IN WINE CIRCLES, talking openly about fraudulent wine remained virtually taboo, and Christie’s and Sotheby’s continued to disagree about the scope of the problem. Sutcliffe was singularly outspoken about its seriousness, and given to pronouncements regarding provenance, like, “If the trail goes dead, you have to drop the transaction.” Two years later she would tell Wine Spectator that the market was “awash in fakes.” Christie’s Broadbent and Paul Bowker, along with Rodenstock, were dismissive, minimizing the problem as exaggerated.
Yet it was clearly expanding. Only a year after raving about the Rodenstock tasting, Robert Parker published an essay titled “In Vino Veritas?” The article focused on “the growing evidence of phony bottles” in “the gray market,” meaning distribution channels outside of authorized supply chains. “[R]are wine may be the only luxury-priced co
mmodity in the world that does not come with a guarantee of authenticity,” Parker wrote. “The appearance of dishonest segments of society with only one objective, to take full advantage of the enormous opportunity that exists to make a quick buck by selling bogus wines, is not that shocking. This has always been a problem, but based on the number of letters and telephone calls I have received from victims who have been the recipients of suspiciously-labeled wines, with even more unusual contents, it is a subject that needs to be addressed.”

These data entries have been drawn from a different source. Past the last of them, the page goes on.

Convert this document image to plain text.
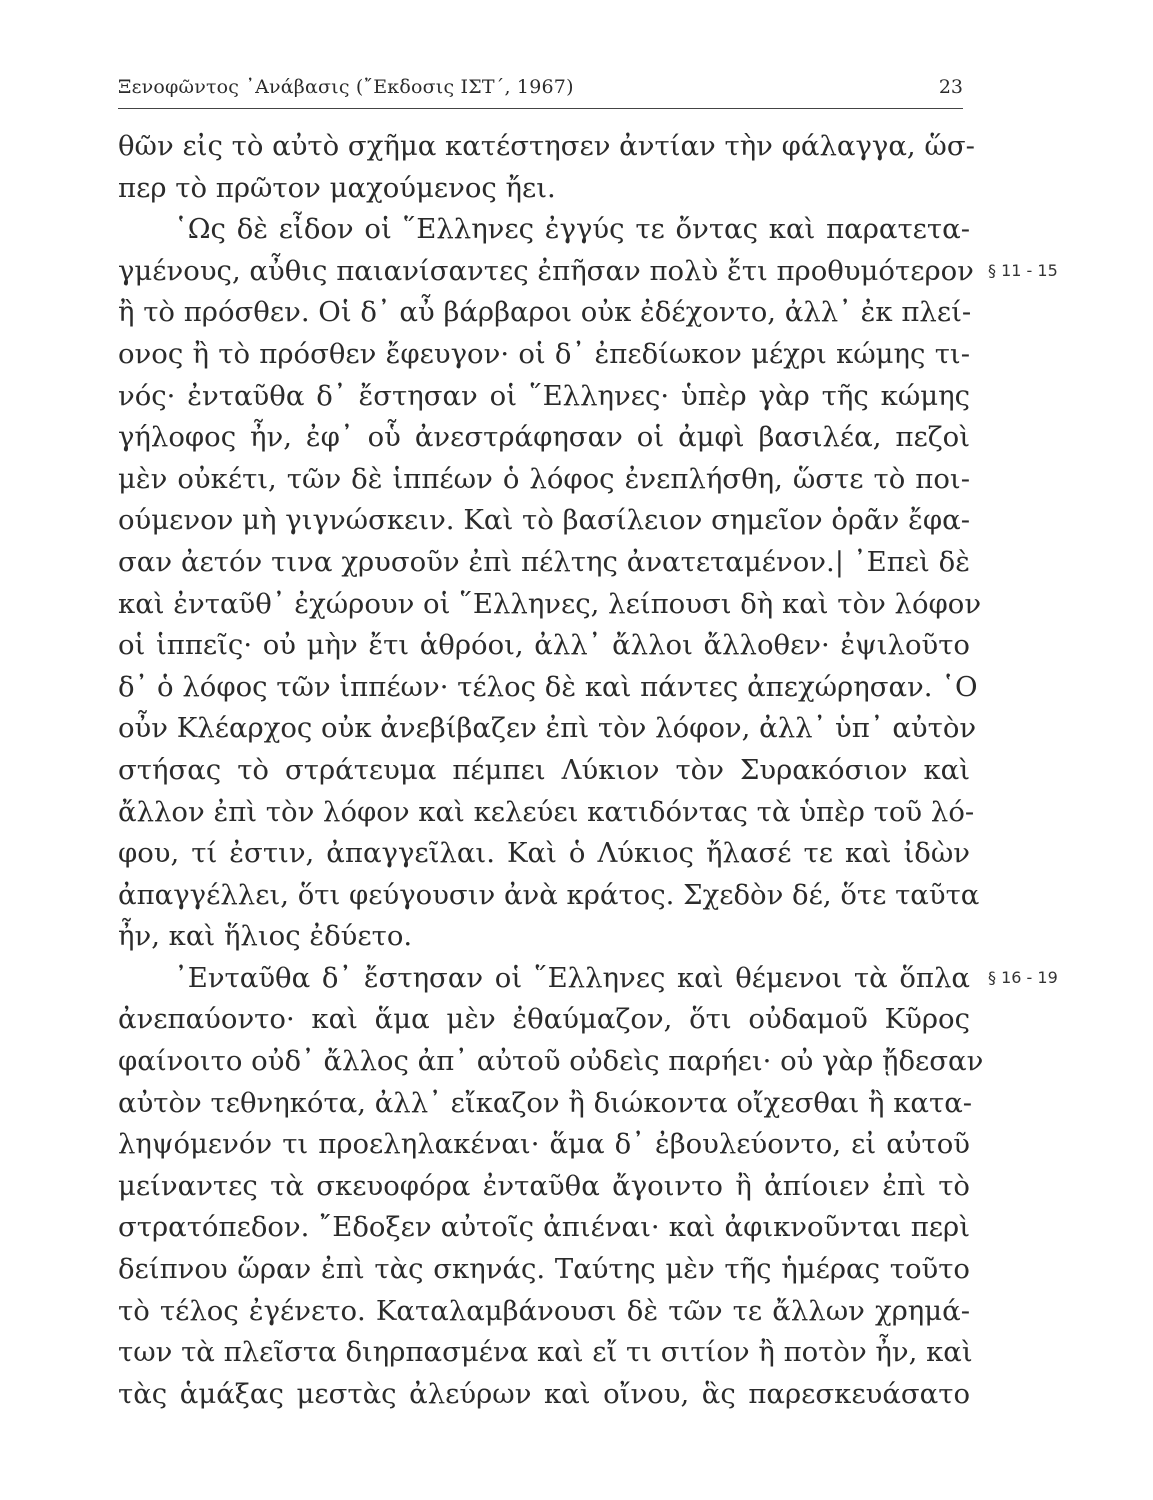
Ξενοφῶντος ᾿Ανάβασις (῎Εκδοσις ΙΣΤ΄, 1967)	23
§ 11 - 15
§ 16 - 19
θῶν εἰς τὸ αὐτὸ σχῆμα κατέστησεν ἀντίαν τὴν φάλαγγα, ὥσ-
περ τὸ πρῶτον μαχούμενος ἤει.
῾Ως δὲ εἶδον οἱ ῞Ελληνες ἐγγύς τε ὄντας καὶ παρατετα-
γμένους, αὖθις παιανίσαντες ἐπῆσαν πολὺ ἔτι προθυμότερον
ἢ τὸ πρόσθεν. Οἱ δ᾿ αὖ βάρβαροι οὐκ ἐδέχοντο, ἀλλ᾿ ἐκ πλεί-
ονος ἢ τὸ πρόσθεν ἔφευγον· οἱ δ᾿ ἐπεδίωκον μέχρι κώμης τι-
νός· ἐνταῦθα δ᾿ ἔστησαν οἱ ῞Ελληνες· ὑπὲρ γὰρ τῆς κώμης
γήλοφος ἦν, ἐφ᾿ οὗ ἀνεστράφησαν οἱ ἀμφὶ βασιλέα, πεζοὶ
μὲν οὐκέτι, τῶν δὲ ἱππέων ὁ λόφος ἐνεπλήσθη, ὥστε τὸ ποι-
ούμενον μὴ γιγνώσκειν. Καὶ τὸ βασίλειον σημεῖον ὁρᾶν ἔφα-
σαν ἀετόν τινα χρυσοῦν ἐπὶ πέλτης ἀνατεταμένον.| ᾿Επεὶ δὲ
καὶ ἐνταῦθ᾿ ἐχώρουν οἱ ῞Ελληνες, λείπουσι δὴ καὶ τὸν λόφον
οἱ ἱππεῖς· οὐ μὴν ἔτι ἁθρόοι, ἀλλ᾿ ἄλλοι ἄλλοθεν· ἐψιλοῦτο
δ᾿ ὁ λόφος τῶν ἱππέων· τέλος δὲ καὶ πάντες ἀπεχώρησαν. ῾Ο
οὖν Κλέαρχος οὐκ ἀνεβίβαζεν ἐπὶ τὸν λόφον, ἀλλ᾿ ὑπ᾿ αὐτὸν
στήσας τὸ στράτευμα πέμπει Λύκιον τὸν Συρακόσιον καὶ
ἄλλον ἐπὶ τὸν λόφον καὶ κελεύει κατιδόντας τὰ ὑπὲρ τοῦ λό-
φου, τί ἐστιν, ἀπαγγεῖλαι. Καὶ ὁ Λύκιος ἤλασέ τε καὶ ἰδὼν
ἀπαγγέλλει, ὅτι φεύγουσιν ἀνὰ κράτος. Σχεδὸν δέ, ὅτε ταῦτα
ἦν, καὶ ἥλιος ἐδύετο.
᾿Ενταῦθα δ᾿ ἔστησαν οἱ ῞Ελληνες καὶ θέμενοι τὰ ὅπλα
ἀνεπαύοντο· καὶ ἅμα μὲν ἐθαύμαζον, ὅτι οὐδαμοῦ Κῦρος
φαίνοιτο οὐδ᾿ ἄλλος ἀπ᾿ αὐτοῦ οὐδεὶς παρήει· οὐ γὰρ ᾔδεσαν
αὐτὸν τεθνηκότα, ἀλλ᾿ εἴκαζον ἢ διώκοντα οἴχεσθαι ἢ κατα-
ληψόμενόν τι προεληλακέναι· ἅμα δ᾿ ἐβουλεύοντο, εἰ αὐτοῦ
μείναντες τὰ σκευοφόρα ἐνταῦθα ἄγοιντο ἢ ἀπίοιεν ἐπὶ τὸ
στρατόπεδον. ῎Εδοξεν αὐτοῖς ἀπιέναι· καὶ ἀφικνοῦνται περὶ
δείπνου ὥραν ἐπὶ τὰς σκηνάς. Ταύτης μὲν τῆς ἡμέρας τοῦτο
τὸ τέλος ἐγένετο. Καταλαμβάνουσι δὲ τῶν τε ἄλλων χρημά-
των τὰ πλεῖστα διηρπασμένα καὶ εἴ τι σιτίον ἢ ποτὸν ἦν, καὶ
τὰς ἁμάξας μεστὰς ἀλεύρων καὶ οἴνου, ἃς παρεσκευάσατο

Parker himself had seen numerous fakes, but added that all of his own experiences dealing with the gray market had been on the up-and-up. When he republished the essay in the next edition of his big book, he added a few sentences reporting that Pétrus owner Christian Moueix said that old vintages of Pétrus in big bottles, especially, should be considered suspect. Soon his fax machine was buzzing with indignant letters from Rodenstock.
REPORTS OF FAKERY, since the episode with the fabricated Warhol Mouton labels, had been sporadic prior to the early 1990s. When there were incidents, they often involved the 1982 vintage, which had drawn speculators and seen price increases unlike any other modern vintage. Near the end of 1985, French police arrested several people in the right-bank city of Libourne and seized some seventy cases of regional plonk masquerading as 1981 and 1982 Pétrus. In 1990, five cases of 1986 DRC Montrachet, sold by the Wine Merchant of Beverly Hills to a Japanese collector, turned out to be cheap Pouilly-Fumé, gussied up with fake labels.